LMC Automotive, the forecasting partner of J.D. Power and Associates, today projected a seasonally adjusted annualized sales rate of 15.2 million for February, based on the first 14 days of the month.
Citing an improving U.S. economy, LMC also raised its estimate for the full year by 200,000 units to 15.3 million light vehicles.
U.S. sales grew 13 percent last year to 14.5 million units, as the industry continued its comeback from the recession low of 10.4 million recorded in 2009.
"Current fundamentals driving strong vehicles sales … are expected to get a boost by additional positive factors this year," said Jeff Schuster, the company's top auto forecaster, citing an anticipated housing recovery, more new-model launches and a higher number of vehicles coming off lease.
Automakers plan to release February sales results on March 1.
John Humphrey, senior vice president of global automotive practice at Power, said the auto industry is healthy.
"Average transaction prices are up, incentives are stable, leasing is at a healthy level and newly designed models continue to make an impact on the marketplace," he said in a statement.
Edmunds.com estimates February volume at 15.5 million on a seasonally adjusted annualized sales rate basis.
"Car sales are persevering despite economic factors on people's minds like rising gas prices and the implementation of the payroll tax," said Edmunds analyst Jessica Caldwell in a statement, citing pent-up demand and available credit as positive factors.
It would be the fourth straight month with a sales pace above 15 million, the first such streak for the industry in five years.
LMC Automotive expects the February retail SAAR to be 12.1 million, down from January's brisk 13.1 million rate but up from 11.7 million last February.
Richard Kwas, an analyst with Wells Fargo, said today the SAAR is expected to reach 15.1 million to 15.2 million, and could climb higher, in February.
"A number of [automakers] have introduced new incentive programs through the end of the month post the expiration of President's Day spiff programs," Kwas said in a research report today. "[Higher] North American production ... is possible if the SAAR begins to trend in the mid-15 million range beginning in the spring."
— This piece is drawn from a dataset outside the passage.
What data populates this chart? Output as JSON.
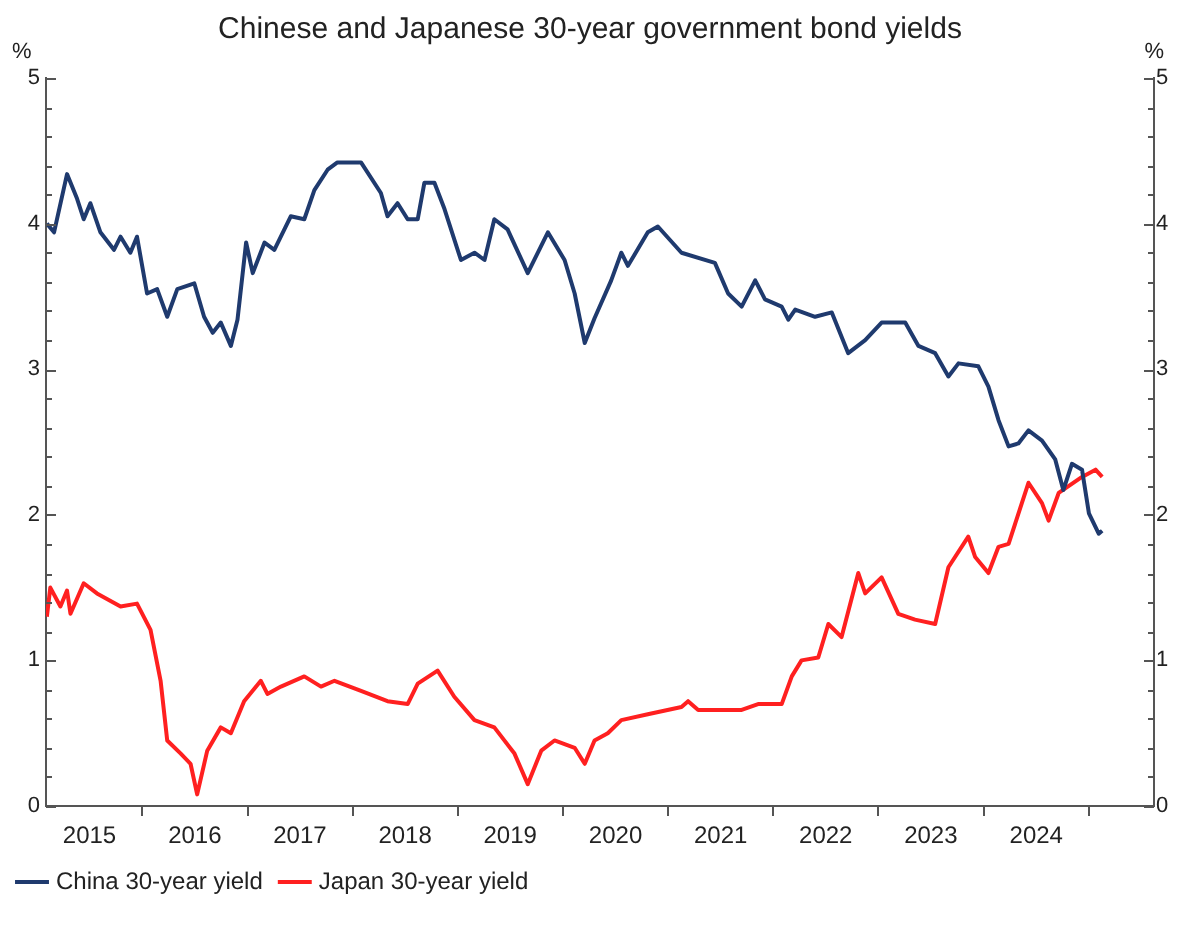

Auto sales -- an ongoing strength in the U.S. economy -- have largely defied other developments that have led to a choppy recovery and prompted some consumers to cut back spending in recent months.
U.S. gasoline prices averaged $3.75 a gallon this week, up 52 cents so far this year and 16 cents higher than a year ago, the U.S. Energy Information Administration said.
On Jan. 1, payroll taxes rose 2 percent after a two-year holiday lapsed.
And Congress is deadlocked on legislation to avert large government spending cuts. Unless a deal is reached by Thursday, the federal government must implement deep spending reductions in defense and social programs starting March 1.